The simmering cauldron of tension was, of course, about to boil over spectacularly. On September 28th 2000 Ariel Sharon, perhaps the most controversial Israeli politician of his generation, paid a surprise visit to the disputed Mount. He was met by an angry mob of stone-throwers and within minutes what was supposed to be a private visit turned into a full-scale riot. Within days the conflict had morphed into an nation-wide uprising—an intifada—that engulfed the entire West Bank and threatened international relations between Israel’s allies in the west and the wider Muslim world.

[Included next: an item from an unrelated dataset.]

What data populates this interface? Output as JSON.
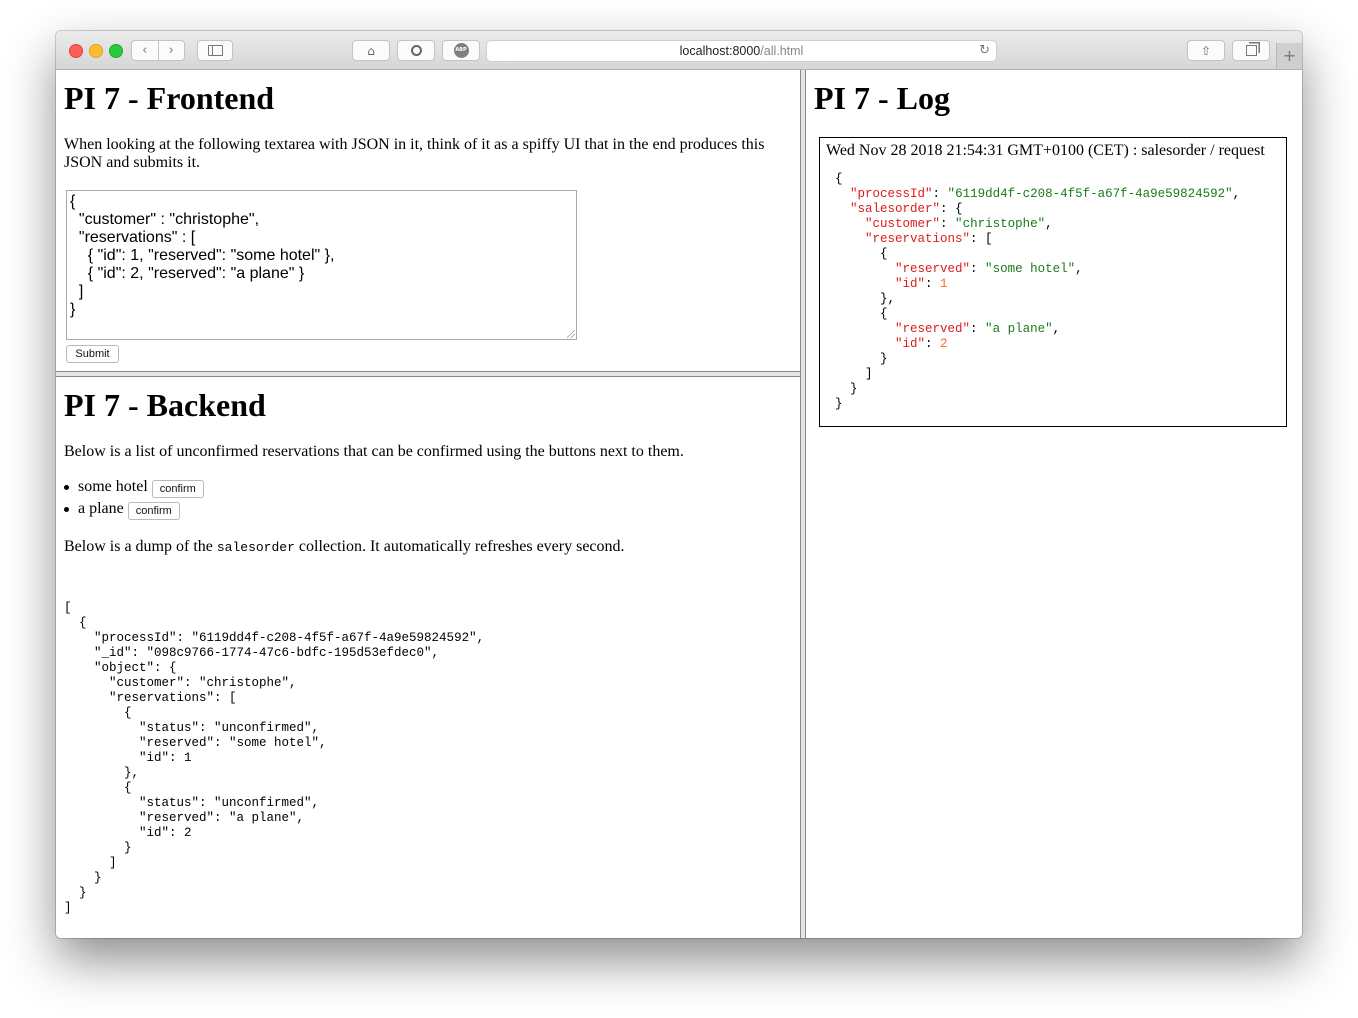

Though things are quieter in Jerusalem now, the situation is still tense and ready to explode at any moment. And now, since not only Israel but also Pakistan (and maybe soon Iran) has nuclear weapons in its arsenal, the consequences of a new war between the Jews of Israel and their old adversaries, the Muslim Arabs, would very likely escalate into Armageddon. Yet, one wonders, does it really have to be like that? The answer is an emphatic no!
Shortly after returning from Israel, while researching for my next book, I came across some extraordinary informtion that if accepted could truly bring peace to the Middle East. For unknown to me controversy was then raging concerning a new theory that cuts to the very heart of the Jewish/Arab stand-off over the ownership of the Temple Mount/Haram ash Sharif. Put simply, there is a new theory that neither Solomon’s nor Herod’s Temples were built elsewhere and much closer to MountSion: the original city of David.

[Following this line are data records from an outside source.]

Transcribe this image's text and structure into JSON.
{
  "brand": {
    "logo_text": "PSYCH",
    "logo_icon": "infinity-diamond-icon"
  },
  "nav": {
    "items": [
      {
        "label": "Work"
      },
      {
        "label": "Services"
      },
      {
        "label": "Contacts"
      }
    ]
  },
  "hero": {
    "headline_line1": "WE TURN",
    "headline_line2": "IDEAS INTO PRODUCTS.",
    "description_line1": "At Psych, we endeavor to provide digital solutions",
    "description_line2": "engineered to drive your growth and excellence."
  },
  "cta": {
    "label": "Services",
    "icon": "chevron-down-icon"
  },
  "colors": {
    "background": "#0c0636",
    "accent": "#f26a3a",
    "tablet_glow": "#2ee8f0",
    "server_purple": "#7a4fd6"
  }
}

The principle proponent of this idea, which is still a hot potato among archaeologists, biblical scholars and religious people of all denominations and none, was the late Dr Ernest T. Martin. You can read all about his theories on-line on this page (http://www.askelm.com/temple/) and a number of others from the same and linked websites.
Put in a nutshell, Martin had gleaned evidence from the writings of Josephus, the reports of early Christian pilgrims and maps dating from the crusades, that what we now call the ‘TempleMount’ is in fact the remnants of the old Herodian/Roman fortress that was called the Antonia. The Temple of Herod was so utterly destroyed by the Romans in 70 AD that even its location (somewhat to the south and west of the ‘TempleMount’) was forgotten. In part this was because the Jews were all expelled from Jerusalem by the Romans and apart from the Roman fortress, for half a century or more the city was no more than a heap of rubble.
Now this is quite a wide-ranging and detailed study so I don’t expect you to accept what Martin says straight away. The fact that he was a fundamentalist Christian may also be off-putting to some of you. However, I have to say that having read his articles closely and followed up on his sources, I am convinced he was on the right track. He may not have been right in every detail but his basic discoveries were correct: the ‘Temple Mount’ is what remains of the Antonia Fortress; the Dome of the Rock Mosque sits over the site of a former Christian Church that once marked the spot where Jesus stood while be sentenced by Pilate; the Al Aqsa mosque is on the site of the huge basilica of Hagia Sophia that was built on an extension to Mount Moriah by the Byzantine Emperor Justinian.
The extraordinary corollary to these findings is that what Martin believed to be the true site of the Temples of Solomon and Herod lies in what is already the Jewish Quarter of Jerusalem. There is therefore no reason for the mosques to be demolished or the Jews to delay in rebuilding their temple. Islam, Judaism and Christianity have their own, separate holy sites in Jerusalem and should be able to co-exist in harmony in this city whose name means Peace.